FJ permaneció impasible.
– Estoy dispuesto a ser generoso, Myron.
– Estoy seguro de que sí, FJ, pero la respuesta sigue siendo no.
– No me importa lo limpia que fuese tu representación. Nadie puede sobrevivir al escándalo financiero en el que estás a punto de meterte.
No era un escándalo financiero, pero Myron no estaba de humor para las correcciones.
– ¿Hemos terminado, FJ?
– Claro. -FJ le dedicó una última sonrisa de víbora. La sonrisa pareció saltar de su cara, arrastrarse hacia Myron, y después deslizarse por su espalda-. ¿Qué te parece si un día de éstos quedamos para comer?
– Cuando quieras -dijo Myron-. ¿Tienes móvil?
– Por supuesto.
– Llama a mi socia ahora mismo y arréglalo.
– ¿No está en la cárcel?
Myron chasqueó los dedos.
– Lástima.
A FJ le pareció divertido.
– ¿Mencioné que algunos de tus viejos clientes están utilizando ya mis servicios?
– Eso dijiste.
– Si te pones en contacto con cualquiera de ellos -hizo una pausa, lo pensó- me sentiré obligado a tomar represalias. ¿He hablado claro?

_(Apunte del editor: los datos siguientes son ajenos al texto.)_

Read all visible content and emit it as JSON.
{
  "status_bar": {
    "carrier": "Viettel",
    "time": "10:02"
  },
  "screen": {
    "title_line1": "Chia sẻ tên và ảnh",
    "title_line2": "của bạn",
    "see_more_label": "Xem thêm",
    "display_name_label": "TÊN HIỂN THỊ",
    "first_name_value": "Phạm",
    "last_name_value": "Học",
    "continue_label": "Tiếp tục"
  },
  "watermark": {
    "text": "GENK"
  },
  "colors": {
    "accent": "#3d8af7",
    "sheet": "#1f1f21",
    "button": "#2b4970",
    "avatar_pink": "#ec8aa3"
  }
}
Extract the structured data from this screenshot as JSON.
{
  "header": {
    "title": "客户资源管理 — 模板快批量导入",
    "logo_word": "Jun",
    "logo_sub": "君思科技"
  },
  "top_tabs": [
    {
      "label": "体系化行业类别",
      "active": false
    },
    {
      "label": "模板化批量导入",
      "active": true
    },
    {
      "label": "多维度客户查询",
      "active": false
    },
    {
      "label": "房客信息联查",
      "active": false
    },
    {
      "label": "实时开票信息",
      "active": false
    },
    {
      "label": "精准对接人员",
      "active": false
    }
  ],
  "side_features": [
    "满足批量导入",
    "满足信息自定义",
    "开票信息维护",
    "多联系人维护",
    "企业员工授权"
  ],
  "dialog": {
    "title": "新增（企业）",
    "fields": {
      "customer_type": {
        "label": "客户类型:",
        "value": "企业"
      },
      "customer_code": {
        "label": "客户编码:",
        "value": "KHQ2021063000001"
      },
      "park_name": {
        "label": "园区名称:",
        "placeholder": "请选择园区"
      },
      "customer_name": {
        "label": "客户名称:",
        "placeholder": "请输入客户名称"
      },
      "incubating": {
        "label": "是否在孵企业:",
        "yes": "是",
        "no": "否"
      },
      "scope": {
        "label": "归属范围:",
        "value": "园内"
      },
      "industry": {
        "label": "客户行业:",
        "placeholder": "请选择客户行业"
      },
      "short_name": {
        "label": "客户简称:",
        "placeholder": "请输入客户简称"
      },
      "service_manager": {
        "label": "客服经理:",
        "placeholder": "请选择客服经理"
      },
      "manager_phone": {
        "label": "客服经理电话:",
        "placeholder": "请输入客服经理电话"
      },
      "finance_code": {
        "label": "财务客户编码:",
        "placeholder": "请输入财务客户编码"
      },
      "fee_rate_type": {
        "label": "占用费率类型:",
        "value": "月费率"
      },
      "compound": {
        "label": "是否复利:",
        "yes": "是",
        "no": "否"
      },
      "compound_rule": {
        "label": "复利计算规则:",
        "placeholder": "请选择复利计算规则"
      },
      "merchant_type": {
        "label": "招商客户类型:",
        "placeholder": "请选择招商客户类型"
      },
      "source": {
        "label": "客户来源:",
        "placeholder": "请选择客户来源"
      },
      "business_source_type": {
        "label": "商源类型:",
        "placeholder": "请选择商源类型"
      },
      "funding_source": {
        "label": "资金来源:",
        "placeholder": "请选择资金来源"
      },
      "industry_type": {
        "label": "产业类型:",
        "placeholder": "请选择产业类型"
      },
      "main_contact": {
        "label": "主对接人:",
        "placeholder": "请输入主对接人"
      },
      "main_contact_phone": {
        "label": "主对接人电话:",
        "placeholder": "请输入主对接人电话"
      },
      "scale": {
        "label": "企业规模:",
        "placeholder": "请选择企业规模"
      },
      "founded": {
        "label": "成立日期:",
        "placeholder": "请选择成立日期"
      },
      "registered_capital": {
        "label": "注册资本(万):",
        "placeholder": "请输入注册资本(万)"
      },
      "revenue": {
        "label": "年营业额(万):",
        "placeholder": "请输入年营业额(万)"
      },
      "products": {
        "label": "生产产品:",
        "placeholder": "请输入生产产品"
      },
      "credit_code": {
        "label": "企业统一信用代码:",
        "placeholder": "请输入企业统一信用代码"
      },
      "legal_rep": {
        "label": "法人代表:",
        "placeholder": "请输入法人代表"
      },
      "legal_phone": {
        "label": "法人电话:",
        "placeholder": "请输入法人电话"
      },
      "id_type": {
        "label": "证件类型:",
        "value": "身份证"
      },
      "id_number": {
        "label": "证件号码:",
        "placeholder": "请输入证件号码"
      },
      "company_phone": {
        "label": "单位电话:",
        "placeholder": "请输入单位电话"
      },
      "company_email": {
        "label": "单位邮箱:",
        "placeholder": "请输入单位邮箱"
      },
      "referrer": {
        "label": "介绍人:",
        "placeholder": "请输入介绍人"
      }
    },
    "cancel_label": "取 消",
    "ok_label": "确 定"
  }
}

FJ debía tener unos veinticinco años, hacía menos de un año que había salido de la Harvard Business School. Después había ido a Princeton. Un chico listo. O un padre poderoso. En cualquier caso, un rumor decía que cuando un profesor de Princeton quiso acusar a FJ de plagio, desapareció y sólo se pudo encontrar su lengua, en la almohada de otro profesor que estaba considerando presentar los mismos cargos.
– Claro como el agua, FJ.
– Bien, Myron. Volveremos a hablar.
Si es que Myron aún tenía lengua.
Los tres hombres subieron al coche y se marcharon sin decir otra palabra. Myron controló los latidos de su corazón y consultó el reloj. Hora de ir al juzgado.